While solar helped Haiti through the darkest hours after the quake, several organizations are still working in Haiti to expand the scope of solar power there and integrate it into the country’s slowly developing infrastructure. The Solar Electric Light Fund, a nonprofit dedicated to bringing clean energy solutions to developing nations, is working with nonprofit Partners In Health to install ten 10- to 35-kilowatt solar systems in clinics across the central plateau of Haiti.
The organization successfully installed a system at the clinic in Boucan Carre, Haiti last summer, allowing the clinic to run uninterrupted during the disaster in January, said SELF executive director Bob Freling.

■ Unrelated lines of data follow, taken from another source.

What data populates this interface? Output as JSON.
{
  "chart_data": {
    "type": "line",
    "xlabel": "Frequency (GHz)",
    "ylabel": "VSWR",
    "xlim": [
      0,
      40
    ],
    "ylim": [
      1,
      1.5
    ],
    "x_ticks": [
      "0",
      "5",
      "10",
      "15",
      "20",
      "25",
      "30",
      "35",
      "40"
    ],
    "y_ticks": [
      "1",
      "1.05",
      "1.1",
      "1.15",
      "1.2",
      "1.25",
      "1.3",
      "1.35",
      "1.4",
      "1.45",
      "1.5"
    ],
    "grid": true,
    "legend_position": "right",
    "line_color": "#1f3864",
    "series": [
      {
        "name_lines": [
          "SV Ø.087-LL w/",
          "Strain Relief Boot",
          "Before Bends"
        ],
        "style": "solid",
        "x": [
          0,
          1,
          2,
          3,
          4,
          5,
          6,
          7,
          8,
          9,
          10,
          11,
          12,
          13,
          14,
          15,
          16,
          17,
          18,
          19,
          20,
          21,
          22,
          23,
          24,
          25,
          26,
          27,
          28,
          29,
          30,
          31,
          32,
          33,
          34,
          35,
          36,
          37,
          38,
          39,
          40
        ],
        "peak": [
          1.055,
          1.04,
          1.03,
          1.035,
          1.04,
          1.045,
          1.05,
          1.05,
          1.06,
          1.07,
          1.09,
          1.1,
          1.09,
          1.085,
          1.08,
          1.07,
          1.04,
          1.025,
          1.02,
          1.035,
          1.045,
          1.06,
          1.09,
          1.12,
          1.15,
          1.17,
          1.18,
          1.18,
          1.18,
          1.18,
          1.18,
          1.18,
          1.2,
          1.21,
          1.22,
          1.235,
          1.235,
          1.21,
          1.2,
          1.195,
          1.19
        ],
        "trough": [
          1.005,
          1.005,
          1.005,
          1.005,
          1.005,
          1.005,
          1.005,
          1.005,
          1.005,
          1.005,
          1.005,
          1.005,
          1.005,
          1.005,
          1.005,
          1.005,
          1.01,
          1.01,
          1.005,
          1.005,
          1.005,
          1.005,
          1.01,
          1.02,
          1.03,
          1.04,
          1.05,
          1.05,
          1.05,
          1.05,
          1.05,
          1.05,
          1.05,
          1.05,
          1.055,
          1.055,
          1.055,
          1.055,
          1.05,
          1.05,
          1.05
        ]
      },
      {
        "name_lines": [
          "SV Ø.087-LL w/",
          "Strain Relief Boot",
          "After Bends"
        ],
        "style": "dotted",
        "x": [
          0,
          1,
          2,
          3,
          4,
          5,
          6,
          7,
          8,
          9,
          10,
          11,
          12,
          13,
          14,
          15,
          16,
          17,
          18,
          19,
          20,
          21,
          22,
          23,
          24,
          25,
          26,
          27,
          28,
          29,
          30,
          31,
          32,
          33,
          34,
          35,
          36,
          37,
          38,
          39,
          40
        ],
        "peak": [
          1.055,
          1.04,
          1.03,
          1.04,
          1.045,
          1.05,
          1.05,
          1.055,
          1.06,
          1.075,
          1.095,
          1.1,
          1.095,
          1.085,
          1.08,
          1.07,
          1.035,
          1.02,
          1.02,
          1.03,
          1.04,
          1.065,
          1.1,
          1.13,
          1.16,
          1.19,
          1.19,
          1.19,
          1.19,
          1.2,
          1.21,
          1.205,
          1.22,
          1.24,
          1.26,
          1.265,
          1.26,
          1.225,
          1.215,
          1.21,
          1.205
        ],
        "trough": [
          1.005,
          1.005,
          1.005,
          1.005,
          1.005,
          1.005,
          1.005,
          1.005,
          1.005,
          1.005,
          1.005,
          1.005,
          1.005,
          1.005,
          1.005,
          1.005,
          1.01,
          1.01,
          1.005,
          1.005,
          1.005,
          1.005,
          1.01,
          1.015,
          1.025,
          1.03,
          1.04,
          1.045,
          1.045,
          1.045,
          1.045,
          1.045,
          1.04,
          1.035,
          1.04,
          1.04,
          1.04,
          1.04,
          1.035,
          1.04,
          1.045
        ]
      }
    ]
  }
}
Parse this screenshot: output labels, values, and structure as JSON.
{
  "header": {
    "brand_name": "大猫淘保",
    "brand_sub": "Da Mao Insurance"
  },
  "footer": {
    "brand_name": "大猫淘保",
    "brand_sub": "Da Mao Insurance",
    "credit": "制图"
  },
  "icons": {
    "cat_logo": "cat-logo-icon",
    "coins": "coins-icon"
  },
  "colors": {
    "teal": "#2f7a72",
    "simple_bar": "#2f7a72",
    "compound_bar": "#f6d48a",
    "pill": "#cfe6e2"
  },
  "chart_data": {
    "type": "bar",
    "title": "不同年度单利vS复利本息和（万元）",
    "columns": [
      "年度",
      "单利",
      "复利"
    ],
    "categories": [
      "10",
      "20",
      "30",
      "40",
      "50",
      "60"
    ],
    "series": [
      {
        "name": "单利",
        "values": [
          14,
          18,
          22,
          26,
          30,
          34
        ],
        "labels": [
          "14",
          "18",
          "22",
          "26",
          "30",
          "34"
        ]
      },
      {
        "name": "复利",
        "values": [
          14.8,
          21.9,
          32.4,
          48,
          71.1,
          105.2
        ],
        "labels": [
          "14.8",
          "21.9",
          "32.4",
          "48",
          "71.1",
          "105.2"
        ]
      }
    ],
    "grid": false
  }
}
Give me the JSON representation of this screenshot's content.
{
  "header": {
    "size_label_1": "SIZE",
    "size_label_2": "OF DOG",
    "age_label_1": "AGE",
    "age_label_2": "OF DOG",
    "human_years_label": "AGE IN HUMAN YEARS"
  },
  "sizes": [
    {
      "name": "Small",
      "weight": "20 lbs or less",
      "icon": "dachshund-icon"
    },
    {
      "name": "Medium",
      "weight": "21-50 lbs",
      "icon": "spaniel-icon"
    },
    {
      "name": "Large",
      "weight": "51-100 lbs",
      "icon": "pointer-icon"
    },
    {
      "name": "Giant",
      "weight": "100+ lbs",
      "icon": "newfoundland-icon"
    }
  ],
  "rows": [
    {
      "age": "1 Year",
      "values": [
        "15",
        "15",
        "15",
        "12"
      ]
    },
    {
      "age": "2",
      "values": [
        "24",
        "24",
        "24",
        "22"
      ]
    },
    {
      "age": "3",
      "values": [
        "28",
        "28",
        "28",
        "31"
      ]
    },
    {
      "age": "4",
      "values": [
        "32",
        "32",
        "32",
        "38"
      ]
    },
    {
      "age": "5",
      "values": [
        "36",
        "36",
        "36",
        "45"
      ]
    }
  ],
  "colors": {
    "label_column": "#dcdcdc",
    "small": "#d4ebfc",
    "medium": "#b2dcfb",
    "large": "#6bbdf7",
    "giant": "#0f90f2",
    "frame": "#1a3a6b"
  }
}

His organization also received a $1 million funding pledge from NRG Energy through the Clinton Global Initiative in September to expand the use of solar power in Boucan Carre. SELF will work to install solar photovoltaic systems there that will power fish farms, drinking water, irrigation, streetlights, schools, clinics and other enterprises, Freling said.
“The idea is to turn Boucan Carre into a model community that can light the way for the rest of Haiti,” Freling said.
He said his organization has hired a full-time project manager in Haiti and expects to hire more staff there for all of its major upcoming projects.

Water purification has proven to be one of the most important applications for solar technology since Haiti was hard-hit with Cholera outbreaks this fall. World Water & Solar Technologies is operating five solar water purifiers in Haiti now, said marketing director Melissa Burns. The company had sent one of its systems to Haiti before the earthquake as a preparatory measure for hurricanes there. The system is equipped with a 3.3-kilowatt solar photovoltaic system and battery backup. It can purify 30,000 gallons of water a day using just half of the system’s solar generated power, Burns said. That’s as much water as a 747 jet could carry if fully packed with plastic water bottles, she said.

The other half of the solar power can be used to charge cell phones and computers and run lights. “The pay-back on our system, if you compare it to bottled water, is three days” Burns said. World Water & Solar Technologies is now looking for sponsors so it can expand its presence in Haiti. “With the Cholera outbreaks, water purification is even more relevant than before,” Burns said.

The portable solar systems, while especially helpful in disaster situations and in the after-math of disasters helping to repair broken lives, can become part of Haiti’s continuing infrastructure, Burns said. The company is trying to set up water purifiers in communities across the country.